The panelists agreed that the key metrics continue to answer these questions:

  • Are you getting in front of the right audience from a quality perspective?
  • Are you driving action post-exposure or post-interaction with media?

It’s important to remember that business objectives and related metrics shouldn’t change just because new tactics may have different ways of collecting and looking at the data. There’s a a seemingly endless stream of new media, platforms, technologies and tactics coming into the market each month, yet we still must be able to understand the basics of who is interacting with them and what they do next. At the end of the day, it’s best to keep measurement consistent so that an ‘apples-to-apples’ comparison can be achieved across different channels, technologies and tactics.

In the case of early-phase or small trial innovation, “stage-gate” is a solid approach, enabling teams to stop underperforming projects in order to reallocate funding to more successful ones. Being able to define at the outset what success looks like — and then consistently enforcing accountability — is much more powerful than the approach of, “This is new, cool, and shiny. I want one of those. Let’s do it.”

MATT WALSH: “It’s important that people start new innovative tactics and clearly say, ‘This is how we’re actually going to measure it. This is how we’re all going to agree whether or not this was successful, to get stakeholder alignment, and we can all say yes, this worked, or no, this didn’t work.’”

In order to have stakeholder alignment and validate measurement methodologies for a new tactic, it’s also important to be on the same page as the analytics experts in your agency or client’s company. Success with this comes from very tight collaboration – taking some of the best practices learned by the analytics groups over time and marrying them with new techniques and new data from the other collaborators in the partnership.

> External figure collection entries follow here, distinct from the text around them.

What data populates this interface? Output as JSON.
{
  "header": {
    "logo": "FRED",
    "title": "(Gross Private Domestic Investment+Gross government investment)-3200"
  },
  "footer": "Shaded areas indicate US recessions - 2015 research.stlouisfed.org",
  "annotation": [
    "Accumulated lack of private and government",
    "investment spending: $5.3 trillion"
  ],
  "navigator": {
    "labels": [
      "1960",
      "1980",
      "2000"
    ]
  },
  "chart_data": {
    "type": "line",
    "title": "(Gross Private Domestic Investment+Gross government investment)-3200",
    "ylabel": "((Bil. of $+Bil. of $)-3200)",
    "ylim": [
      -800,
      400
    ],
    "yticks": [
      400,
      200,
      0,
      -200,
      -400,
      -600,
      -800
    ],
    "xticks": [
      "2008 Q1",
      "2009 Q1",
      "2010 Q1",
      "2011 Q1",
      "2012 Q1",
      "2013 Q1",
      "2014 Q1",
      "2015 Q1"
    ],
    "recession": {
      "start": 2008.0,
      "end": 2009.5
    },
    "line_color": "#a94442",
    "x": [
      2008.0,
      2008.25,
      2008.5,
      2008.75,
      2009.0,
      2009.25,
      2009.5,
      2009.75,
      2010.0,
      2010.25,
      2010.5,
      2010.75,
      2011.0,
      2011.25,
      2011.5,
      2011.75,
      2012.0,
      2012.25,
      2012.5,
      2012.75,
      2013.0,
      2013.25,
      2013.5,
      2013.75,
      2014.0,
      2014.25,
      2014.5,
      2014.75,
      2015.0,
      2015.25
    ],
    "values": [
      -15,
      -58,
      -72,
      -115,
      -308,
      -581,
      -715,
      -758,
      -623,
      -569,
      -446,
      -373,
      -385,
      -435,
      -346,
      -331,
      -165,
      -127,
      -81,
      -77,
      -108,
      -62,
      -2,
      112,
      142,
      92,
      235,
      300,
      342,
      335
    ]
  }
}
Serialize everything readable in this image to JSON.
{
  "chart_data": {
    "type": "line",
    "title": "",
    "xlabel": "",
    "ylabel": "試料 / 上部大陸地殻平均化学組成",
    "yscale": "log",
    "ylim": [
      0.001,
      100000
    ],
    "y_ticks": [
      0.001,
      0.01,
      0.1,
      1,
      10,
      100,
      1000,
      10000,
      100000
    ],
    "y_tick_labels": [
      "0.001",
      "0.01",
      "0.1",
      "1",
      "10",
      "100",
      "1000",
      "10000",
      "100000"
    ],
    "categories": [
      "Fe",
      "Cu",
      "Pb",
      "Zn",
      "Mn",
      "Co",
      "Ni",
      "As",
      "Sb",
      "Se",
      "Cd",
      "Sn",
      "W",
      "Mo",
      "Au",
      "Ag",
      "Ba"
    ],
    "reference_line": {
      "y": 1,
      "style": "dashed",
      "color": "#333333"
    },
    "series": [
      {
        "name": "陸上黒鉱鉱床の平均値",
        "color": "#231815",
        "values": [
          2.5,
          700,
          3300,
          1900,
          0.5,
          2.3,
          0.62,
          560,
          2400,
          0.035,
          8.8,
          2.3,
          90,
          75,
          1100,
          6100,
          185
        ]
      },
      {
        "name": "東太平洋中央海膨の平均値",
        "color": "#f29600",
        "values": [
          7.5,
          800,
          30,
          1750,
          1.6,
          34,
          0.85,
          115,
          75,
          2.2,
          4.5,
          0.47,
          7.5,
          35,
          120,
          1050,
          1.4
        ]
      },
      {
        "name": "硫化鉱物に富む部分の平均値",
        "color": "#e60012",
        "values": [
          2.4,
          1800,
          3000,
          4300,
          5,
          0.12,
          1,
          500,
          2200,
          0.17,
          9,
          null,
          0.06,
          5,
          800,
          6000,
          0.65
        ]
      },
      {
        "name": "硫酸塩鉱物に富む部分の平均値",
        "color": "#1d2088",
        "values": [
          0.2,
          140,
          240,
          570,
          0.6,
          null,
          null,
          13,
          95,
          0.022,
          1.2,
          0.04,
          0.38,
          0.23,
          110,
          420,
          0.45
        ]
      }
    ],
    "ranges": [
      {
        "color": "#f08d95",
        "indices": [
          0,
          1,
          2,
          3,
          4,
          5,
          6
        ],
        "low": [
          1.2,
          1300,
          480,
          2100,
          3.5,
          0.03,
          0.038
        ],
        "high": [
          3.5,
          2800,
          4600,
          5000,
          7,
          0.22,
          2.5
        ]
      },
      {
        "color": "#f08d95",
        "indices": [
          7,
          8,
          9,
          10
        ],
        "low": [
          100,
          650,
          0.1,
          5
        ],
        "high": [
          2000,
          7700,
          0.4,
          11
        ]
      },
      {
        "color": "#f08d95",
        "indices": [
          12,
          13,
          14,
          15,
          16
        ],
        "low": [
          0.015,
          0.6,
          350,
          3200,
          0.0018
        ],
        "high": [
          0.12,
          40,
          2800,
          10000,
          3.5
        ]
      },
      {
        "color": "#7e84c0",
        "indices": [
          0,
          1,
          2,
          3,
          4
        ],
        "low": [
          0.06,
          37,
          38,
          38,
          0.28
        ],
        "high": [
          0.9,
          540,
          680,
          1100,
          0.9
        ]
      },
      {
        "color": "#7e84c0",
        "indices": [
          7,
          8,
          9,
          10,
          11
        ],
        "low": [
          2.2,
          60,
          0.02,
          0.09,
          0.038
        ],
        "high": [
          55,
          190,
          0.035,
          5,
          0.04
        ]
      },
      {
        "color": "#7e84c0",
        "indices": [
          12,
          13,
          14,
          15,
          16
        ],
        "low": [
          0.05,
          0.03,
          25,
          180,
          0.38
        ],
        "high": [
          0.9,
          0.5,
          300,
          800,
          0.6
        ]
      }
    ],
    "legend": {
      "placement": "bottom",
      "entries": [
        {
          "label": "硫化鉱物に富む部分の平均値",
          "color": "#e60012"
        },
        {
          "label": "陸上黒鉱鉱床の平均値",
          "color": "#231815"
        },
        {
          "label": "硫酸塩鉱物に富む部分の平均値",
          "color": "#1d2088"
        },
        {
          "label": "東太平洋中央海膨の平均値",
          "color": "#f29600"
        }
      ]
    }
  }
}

CONCEPT 3: FIRST, CLEARLY DEFINE THE PROBLEM:

In order to understand how to shape new approaches to measure innovation, marketers must start in the right place. As partnerships are built and KPIs  determined, it’s crucial to understand how to design the appropriate approach to consistent measurement.

JOHN WALSH: “I usually start with, ‘What problem are we trying to solve?’ If the first thing we do is properly define the problem, we’re usually going to have a greater opportunity for success, clarity around what that means, what we can learn from it.”

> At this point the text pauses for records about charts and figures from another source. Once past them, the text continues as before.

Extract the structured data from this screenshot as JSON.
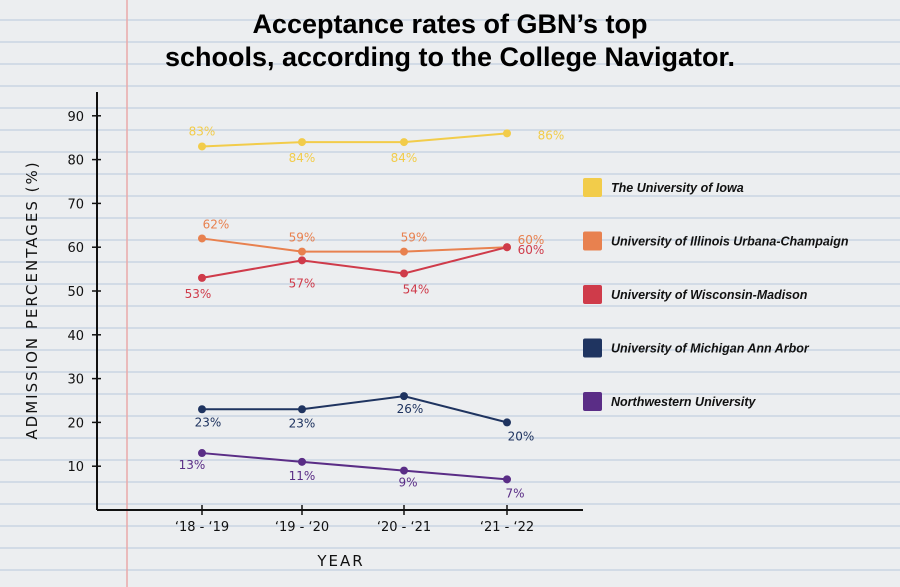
{
  "chart_data": {
    "type": "line",
    "title_lines": [
      "Acceptance rates of GBN’s top",
      "schools, according to the College Navigator."
    ],
    "xlabel": "YEAR",
    "ylabel": "ADMISSION PERCENTAGES (%)",
    "categories": [
      "‘18 - ‘19",
      "‘19 - ‘20",
      "‘20 - ‘21",
      "‘21 - ‘22"
    ],
    "yticks": [
      "10",
      "20",
      "30",
      "40",
      "50",
      "60",
      "70",
      "80",
      "90"
    ],
    "ylim": [
      0,
      95
    ],
    "legend_position": "right",
    "series": [
      {
        "name": "The University of Iowa",
        "color": "#f2cc4a",
        "values": [
          83,
          84,
          84,
          86
        ],
        "labels": [
          "83%",
          "84%",
          "84%",
          "86%"
        ]
      },
      {
        "name": "University of Illinois Urbana-Champaign",
        "color": "#e8814f",
        "values": [
          62,
          59,
          59,
          60
        ],
        "labels": [
          "62%",
          "59%",
          "59%",
          "60%"
        ]
      },
      {
        "name": "University of Wisconsin-Madison",
        "color": "#cf3b4a",
        "values": [
          53,
          57,
          54,
          60
        ],
        "labels": [
          "53%",
          "57%",
          "54%",
          "60%"
        ]
      },
      {
        "name": "University of Michigan Ann Arbor",
        "color": "#1f3460",
        "values": [
          23,
          23,
          26,
          20
        ],
        "labels": [
          "23%",
          "23%",
          "26%",
          "20%"
        ]
      },
      {
        "name": "Northwestern University",
        "color": "#5a2d86",
        "values": [
          13,
          11,
          9,
          7
        ],
        "labels": [
          "13%",
          "11%",
          "9%",
          "7%"
        ]
      }
    ]
  }
}
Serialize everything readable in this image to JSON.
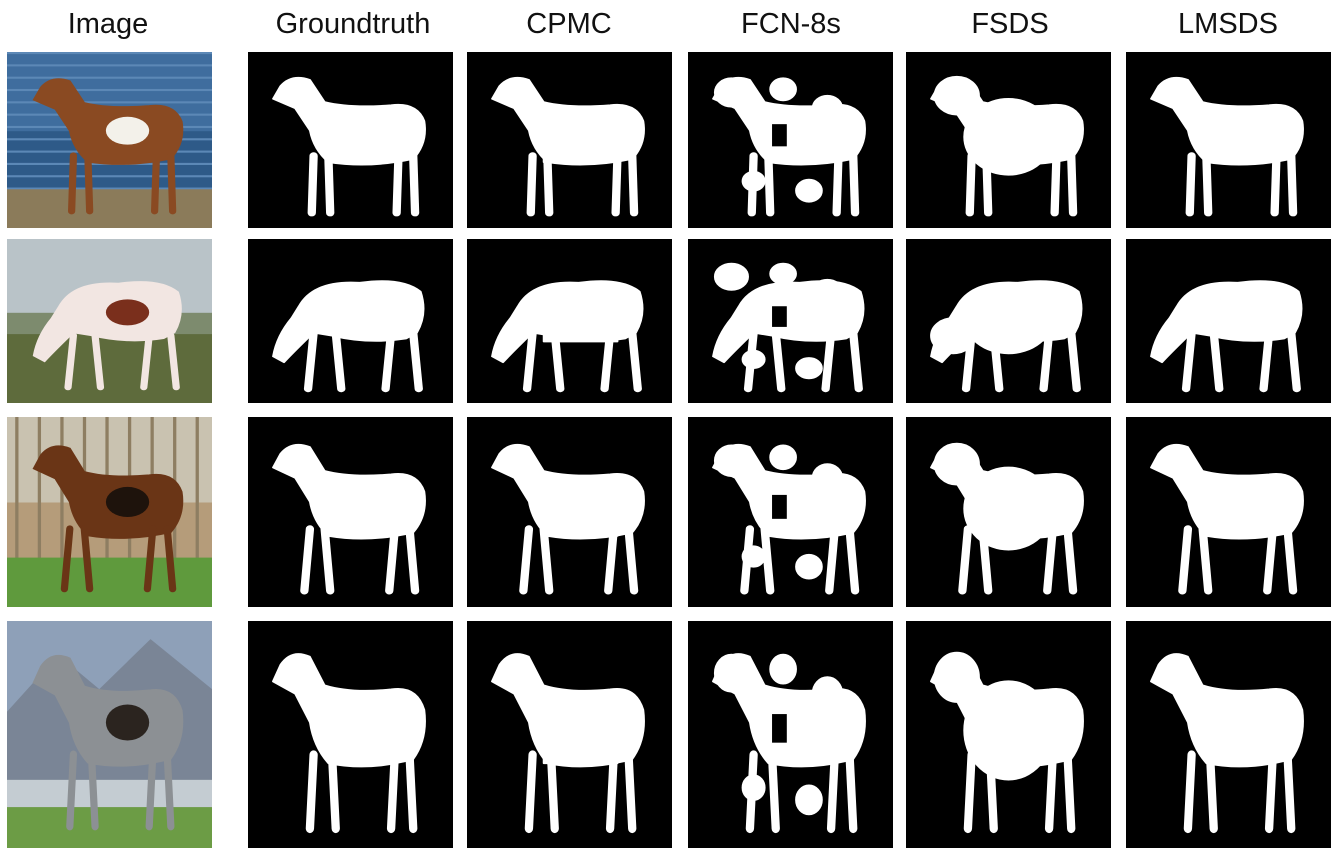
{
  "figure": {
    "column_headers": [
      "Image",
      "Groundtruth",
      "CPMC",
      "FCN-8s",
      "FSDS",
      "LMSDS"
    ],
    "rows": [
      {
        "subject": "pinto horse in front of blue wall"
      },
      {
        "subject": "grazing pinto horse on grass"
      },
      {
        "subject": "bay arabian horse on lawn"
      },
      {
        "subject": "grey arabian horse in front of mountains"
      }
    ],
    "colors": {
      "mask_background": "#000000",
      "mask_foreground": "#ffffff"
    }
  }
}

Next step, identify what part of the problem this new innovation is going to solve, while not forgetting the old adage, “Aim small, miss small.” Be honest about what’s unknown and the assumptions. At the same time, smart marketers sell the vision internally by building a passion and understanding for the mission-critical nature of the new project or tactic. Internal allies are crucial to help you overcome hurdles later on.

BONUS…HOW TO SCALE:

The key to scale, according to John Walsh, is to, “Have clarity around what you’re trying to achieve, what the long story is, what the potential contribution is, and then what part you intend to solve.” To get to scale, strong marketers must have the boldness to invest, and gauge along the way whether management really supports failure as a form of learning. With the right framework and a bit of trust, the right preparation will prove out the elements, giving management a reason to believe. In all of this, be bold.